Seit der Premiere der Inszenierung von Sven-Eric Bechtolf 2007 stand Welser-Möst schon oft in Wien am Pult. Seine Lesart ist zumindest beim „Rheingold“ eine analytische und sehr kammerspielartige. Da werden mit dem sehr guten Orchester die einzelnen Leitmotive fein herausgeschält, da wird auch sehr sängerfreundlich musiziert. Dafür wurde Welser-Möst neben vereinzelter, gänzlich unberechtigter Buhs bejubelt.
Gesanglich ist hingegen teilweise noch etwas Luft nach oben. So darf sich Eric Owens als Wotan bis zur „Walküre“ stimmlich ruhig noch steigern. Auch Tanja-Ariane Baumgartners Fricka war nicht ganz ideal.
Exzellent dafür Michael Laurenz als fulminanter Loge und Michael Nagy als intensiver Alberich. Mit Matthäus Schmidlechner steht ein starker Mime zur Verfügung. Ilja Kazakov (Fasolt), Ain Anger (Fafner), Noa Beinart (Erda) agieren wie die Rheintöchter (Ilena Tonca, Patricia Nolz, Daria Sushkova) und die übrigen Götter (Martin Häßler als Donner, Daniel Jenz als Froh und Regine Hangler als Freia) tadellos. Peter Jarolin
"Walküre": Wenn Brünnhilde und Wotan den Unterschied ausmachen
Es geht ja doch. Nach einem eher – höflich formuliert – gesanglich durchwachsenen „Rheingold“ nimmt Richard Wagners „Der Ring des Nibelungen“ an der Wiener Staatsoper allmählich Fahrt auf. Zwei Mal ist diese Tetralogie am Ring zu hören. Und zum letzten Mal steht Franz Welser-Möst am Pult. Denn der Dirigent hat sich entschieden, dieses Werk künftig aus dem Repertoire zu streichen.

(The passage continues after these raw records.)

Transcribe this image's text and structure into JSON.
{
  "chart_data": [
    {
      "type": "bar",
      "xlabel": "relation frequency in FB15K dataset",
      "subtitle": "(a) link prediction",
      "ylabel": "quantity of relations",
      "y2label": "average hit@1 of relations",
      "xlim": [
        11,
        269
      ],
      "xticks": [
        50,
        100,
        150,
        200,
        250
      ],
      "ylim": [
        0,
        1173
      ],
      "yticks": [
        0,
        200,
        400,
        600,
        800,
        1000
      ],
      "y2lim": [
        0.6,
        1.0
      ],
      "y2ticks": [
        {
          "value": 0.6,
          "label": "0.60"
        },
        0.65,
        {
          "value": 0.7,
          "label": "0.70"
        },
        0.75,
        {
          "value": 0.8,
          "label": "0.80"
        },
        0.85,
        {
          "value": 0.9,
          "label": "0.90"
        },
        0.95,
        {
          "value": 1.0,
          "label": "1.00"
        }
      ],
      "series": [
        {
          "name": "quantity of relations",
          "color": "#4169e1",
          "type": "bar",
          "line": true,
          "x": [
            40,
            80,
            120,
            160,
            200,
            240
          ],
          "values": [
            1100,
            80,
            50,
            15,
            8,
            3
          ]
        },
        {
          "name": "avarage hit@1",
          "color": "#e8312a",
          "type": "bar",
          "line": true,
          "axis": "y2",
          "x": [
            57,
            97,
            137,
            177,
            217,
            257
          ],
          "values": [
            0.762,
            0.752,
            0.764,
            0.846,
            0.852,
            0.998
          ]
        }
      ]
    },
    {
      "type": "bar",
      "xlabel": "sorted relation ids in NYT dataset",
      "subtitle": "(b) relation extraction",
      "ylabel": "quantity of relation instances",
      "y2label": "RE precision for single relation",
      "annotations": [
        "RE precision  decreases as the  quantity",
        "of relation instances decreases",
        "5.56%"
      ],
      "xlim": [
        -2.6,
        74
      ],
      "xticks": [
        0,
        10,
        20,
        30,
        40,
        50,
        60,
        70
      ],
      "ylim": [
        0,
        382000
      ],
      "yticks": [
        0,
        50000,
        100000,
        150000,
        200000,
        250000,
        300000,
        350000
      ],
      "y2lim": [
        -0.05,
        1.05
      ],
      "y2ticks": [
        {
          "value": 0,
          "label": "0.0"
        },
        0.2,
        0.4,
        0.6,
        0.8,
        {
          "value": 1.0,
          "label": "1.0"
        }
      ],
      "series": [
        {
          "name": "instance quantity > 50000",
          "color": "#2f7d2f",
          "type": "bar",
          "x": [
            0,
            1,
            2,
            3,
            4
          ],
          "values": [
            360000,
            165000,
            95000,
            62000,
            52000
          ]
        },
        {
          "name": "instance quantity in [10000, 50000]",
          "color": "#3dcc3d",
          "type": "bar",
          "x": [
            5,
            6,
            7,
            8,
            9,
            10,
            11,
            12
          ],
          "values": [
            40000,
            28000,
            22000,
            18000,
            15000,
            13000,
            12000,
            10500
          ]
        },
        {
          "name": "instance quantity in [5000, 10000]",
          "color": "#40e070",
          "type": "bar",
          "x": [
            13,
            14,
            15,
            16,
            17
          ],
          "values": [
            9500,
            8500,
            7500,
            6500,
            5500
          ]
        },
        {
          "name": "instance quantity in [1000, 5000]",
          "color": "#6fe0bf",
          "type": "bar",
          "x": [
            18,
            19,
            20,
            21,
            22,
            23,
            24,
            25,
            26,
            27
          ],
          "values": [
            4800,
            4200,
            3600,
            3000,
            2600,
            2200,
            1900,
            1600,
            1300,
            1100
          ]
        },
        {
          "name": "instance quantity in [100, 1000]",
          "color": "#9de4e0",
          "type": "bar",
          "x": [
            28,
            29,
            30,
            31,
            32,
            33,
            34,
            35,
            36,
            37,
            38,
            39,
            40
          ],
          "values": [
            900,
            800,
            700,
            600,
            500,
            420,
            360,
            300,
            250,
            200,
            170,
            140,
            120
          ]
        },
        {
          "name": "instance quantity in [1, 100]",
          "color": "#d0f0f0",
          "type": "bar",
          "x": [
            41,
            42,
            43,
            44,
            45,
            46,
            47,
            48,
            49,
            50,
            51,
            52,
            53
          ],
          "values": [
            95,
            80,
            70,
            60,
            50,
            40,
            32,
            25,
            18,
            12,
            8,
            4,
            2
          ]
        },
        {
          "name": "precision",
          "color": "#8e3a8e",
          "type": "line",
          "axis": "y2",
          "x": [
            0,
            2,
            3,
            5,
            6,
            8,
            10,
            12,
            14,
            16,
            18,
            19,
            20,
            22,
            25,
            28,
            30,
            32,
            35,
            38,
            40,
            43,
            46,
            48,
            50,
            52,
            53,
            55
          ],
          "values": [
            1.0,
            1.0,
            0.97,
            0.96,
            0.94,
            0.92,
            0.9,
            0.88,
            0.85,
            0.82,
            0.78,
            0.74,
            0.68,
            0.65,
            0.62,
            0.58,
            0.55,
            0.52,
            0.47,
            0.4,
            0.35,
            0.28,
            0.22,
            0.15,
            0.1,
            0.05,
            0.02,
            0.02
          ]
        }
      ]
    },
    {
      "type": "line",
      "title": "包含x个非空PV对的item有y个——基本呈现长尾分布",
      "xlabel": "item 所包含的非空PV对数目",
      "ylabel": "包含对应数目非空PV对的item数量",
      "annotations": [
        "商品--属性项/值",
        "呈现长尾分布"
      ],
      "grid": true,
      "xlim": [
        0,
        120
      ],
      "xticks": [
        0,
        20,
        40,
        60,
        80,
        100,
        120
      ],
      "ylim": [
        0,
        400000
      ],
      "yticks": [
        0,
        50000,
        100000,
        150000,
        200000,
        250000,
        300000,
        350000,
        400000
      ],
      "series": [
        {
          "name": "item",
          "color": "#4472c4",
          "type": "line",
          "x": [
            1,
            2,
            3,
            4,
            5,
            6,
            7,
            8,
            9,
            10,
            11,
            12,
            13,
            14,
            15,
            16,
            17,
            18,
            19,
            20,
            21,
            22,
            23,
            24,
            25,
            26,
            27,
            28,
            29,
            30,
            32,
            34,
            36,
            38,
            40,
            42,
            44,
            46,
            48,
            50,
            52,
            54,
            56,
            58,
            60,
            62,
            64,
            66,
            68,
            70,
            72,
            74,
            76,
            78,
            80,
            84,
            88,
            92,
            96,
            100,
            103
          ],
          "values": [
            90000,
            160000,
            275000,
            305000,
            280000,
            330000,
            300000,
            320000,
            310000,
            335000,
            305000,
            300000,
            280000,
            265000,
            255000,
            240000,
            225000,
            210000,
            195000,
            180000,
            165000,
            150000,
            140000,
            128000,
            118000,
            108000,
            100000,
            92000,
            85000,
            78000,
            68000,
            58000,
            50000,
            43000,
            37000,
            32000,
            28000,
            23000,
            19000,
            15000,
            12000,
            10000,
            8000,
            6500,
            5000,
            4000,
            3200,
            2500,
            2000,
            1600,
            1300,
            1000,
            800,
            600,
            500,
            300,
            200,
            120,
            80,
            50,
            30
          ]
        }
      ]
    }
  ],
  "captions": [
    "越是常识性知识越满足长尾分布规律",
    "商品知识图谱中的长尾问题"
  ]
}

Schade, denn so viele gute „Ring“-Dirigenten gibt es nun auch wieder nicht. Wie schon im „Rheingold“ setzt Welser-Möst auch bei der „Walküre“ auf eine filigrane Lesart, animiert das tolle Orchester jedoch an jenen Stellen („Walkürenritt“), an denen es geht, zu größter Dramatik. Dennoch entfaltet sich bei Welser-Möst ein intensives Weltendrama, das vor allem im dritten Akt unter die Haut geht.
Stimmlich ist aber nach wie vor Potenzial nach oben. Etwa bei Giorgio Berrugi, der einen sehr lyrischen, sicheren, aber vokal eher kleinen Siegmund gibt. Ein Heldentenor klingt – trotz nobler Phrasierung – anders. Ideal hingegen Simone Schneider als ausdrucksstarke Sieglinde sowie Ain Anger als gewohnt profunder Hunding.

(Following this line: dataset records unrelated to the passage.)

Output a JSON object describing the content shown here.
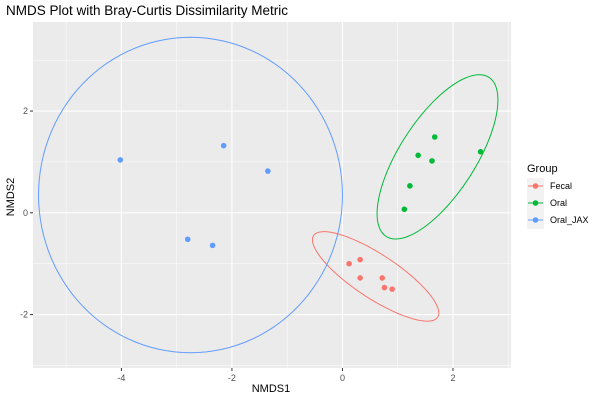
{
  "chart_data": {
    "type": "scatter",
    "title": "NMDS Plot with Bray-Curtis Dissimilarity Metric",
    "xlabel": "NMDS1",
    "ylabel": "NMDS2",
    "xlim": [
      -5.6,
      3.05
    ],
    "ylim": [
      -3.05,
      3.75
    ],
    "xticks": [
      -4,
      -2,
      0,
      2
    ],
    "yticks": [
      -2,
      0,
      2
    ],
    "x_tick_labels": [
      "-4",
      "-2",
      "0",
      "2"
    ],
    "y_tick_labels": [
      "-2",
      "0",
      "2"
    ],
    "grid": true,
    "legend": {
      "title": "Group",
      "position": "right"
    },
    "series": [
      {
        "name": "Fecal",
        "color": "#F8766D",
        "points": [
          {
            "x": 0.12,
            "y": -1.0
          },
          {
            "x": 0.32,
            "y": -0.92
          },
          {
            "x": 0.32,
            "y": -1.28
          },
          {
            "x": 0.72,
            "y": -1.28
          },
          {
            "x": 0.76,
            "y": -1.47
          },
          {
            "x": 0.9,
            "y": -1.5
          }
        ],
        "ellipse": {
          "cx": 0.6,
          "cy": -1.25,
          "rx": 1.38,
          "ry": 0.42,
          "angle_deg": -36
        }
      },
      {
        "name": "Oral",
        "color": "#00BA38",
        "points": [
          {
            "x": 1.12,
            "y": 0.07
          },
          {
            "x": 1.22,
            "y": 0.53
          },
          {
            "x": 1.37,
            "y": 1.13
          },
          {
            "x": 1.62,
            "y": 1.02
          },
          {
            "x": 1.67,
            "y": 1.49
          },
          {
            "x": 2.5,
            "y": 1.2
          }
        ],
        "ellipse": {
          "cx": 1.72,
          "cy": 1.1,
          "rx": 1.82,
          "ry": 0.7,
          "angle_deg": 60
        }
      },
      {
        "name": "Oral_JAX",
        "color": "#619CFF",
        "points": [
          {
            "x": -4.02,
            "y": 1.04
          },
          {
            "x": -2.15,
            "y": 1.32
          },
          {
            "x": -1.35,
            "y": 0.82
          },
          {
            "x": -2.8,
            "y": -0.52
          },
          {
            "x": -2.35,
            "y": -0.64
          }
        ],
        "ellipse": {
          "cx": -2.75,
          "cy": 0.35,
          "rx": 2.75,
          "ry": 3.1,
          "angle_deg": 0
        }
      }
    ]
  }
}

Sehr gesteigert hat sich (im Vergleich zum „Rheingold“) Eric Owens als Wotan. Unfassbar berührend Wotans Abschied vom Kind; da ist ein ganz feiner Gestalter am Werk. Und auch die Durchschlagskraft des Göttervaters wird hörbar. Tanja Ariane Baumgartner gibt nach einem eher biederem „Rheingold“ eine starke Fricka. Das Ereignis ist aber die dramatische Ricarda Merbeth, die in der Brünnhilde scheinbar eine Lebenspartie gefunden hat. Bitte weiter so! Peter Jarolin
"Siegfried": Dieser Wagner lässt nur einen Wunsch offen
Kritik. Musikalische Momente, die selbst jenen die Ohren öffneten, die glaubten, alles über Richard Wagners „Ring“ zu wissen, waren bei der Aufführung von „Siegfried“ an der Wiener Staatsoper zu erleben.
Franz Welser-Möst leuchtete mit dem sehr gut disponierten Orchester jeden Winkel der Partitur aus. Feinste Präzisionsarbeit war das, die ein Meer von prachtvollen Klangfarben zum Wogen brachte, Emotionen spüren ließ und nur einen Wunsch offenließ, dass dieser Dirigent seine Entscheidung, nach diesen zwei Runden den „Ring“ nicht mehr zu dirigieren, revidiert.
In der Titelrolle begeisterte Klaus Florian Vogt. Spielfreudig agierte er in Sven Eric Bechtolfs sehr gut funktionierender Regie. Exzellent ließ er mit seiner hell-timbrierten Heldentenorstimme einen jugendlichen Siegfried hören.
Ricarda Merbeth schwang mit Verve tapfer ihren Sopran zu grellen Höhen auf, setzte immer wieder auf eine hohe Dosis Vibrato. Wenn man diese Stimme mag, wird man auf seine Rechnung kommen.
Eric Owens hielt sich als Wanderer darstellerisch sehr zurück und überzeugte wortdeutlich mit seinem metallen klingenden Bariton.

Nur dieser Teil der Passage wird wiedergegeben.